Neue Ufer? Ich schwimme noch!

Der neue Job hat mich überrollt wie eine Lawine. Ich habe jetzt die klinische Leitung über die innenmedizinische Akutstation des Krankenhauses, sozusagen der Knotenpunkt der Inneren. 28 Plätze, das Ziel ist, akute medizinische Patienten aus der Notaufnahme aufzunehmen, innerhalb von 24-48 notwendige Untersuchungen einzuleiten und dann bei Bedarf auf die mehr spezialisierten Stationen zu verteilen.

Der bittere Pflegenotstand hat zu einer verheerenden Entwicklung in den Krankenhäusern geführt: Meine jüngste Krankenschwester ist 1996 geboren. Die „alten Hasen“ haben im Januar 2018 Examen gemacht. Alle sind von Neulingen eingelernt worden. Alle können gerade mal mit Mühen den Alltag überstehen. Ich fühle mich wie ein Dinosaurier. Die Station war rund 18 Monate ohne Leitung, da die Stelle nicht besetzt werden konnte, jetzt haben wir ein neues Organisationsmodell, das zwischen der administrativen Leitung und der klinischen unterscheidet.

Mit dem, was die Krankenschwestern nicht können, könnte man Bücher füllen.

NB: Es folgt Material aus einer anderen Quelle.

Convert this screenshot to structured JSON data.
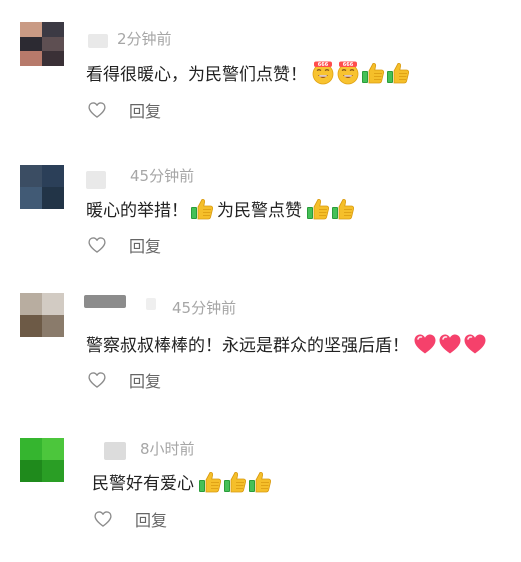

In der langen Zeit der Führungslosigkeit sind zum Teil Sitten eingerissen, bei denen ich nur den Kopf schütteln kann und die ich teilweise klar untersagen muss. Die einfachsten Dinge funktionieren nicht, vieles endet in Tränen. Einer Kollegin von der Intensivstation beschrieb ich meinen neuen Job wie den einer Kindergärtnerin – ich sehe zu, dass alle zum Meeting kommen, unterstütze hier und da, trockne ein paar Tränen, und sehe zu, dass alle mittags etwas essen.
Ich habe ein Büro, in dem eine Wand in einem entsetzlichen Grün gestrichen ist. Ich habe einen Schreibtisch, der leer war, als ich den Job angefangen habe, und auf dem sich jetzt schon die Papiere stapeln. Ich habe keine Zeit, an meinem Schreibtisch zu sitzen. Die meisten Tage sind chaotisch.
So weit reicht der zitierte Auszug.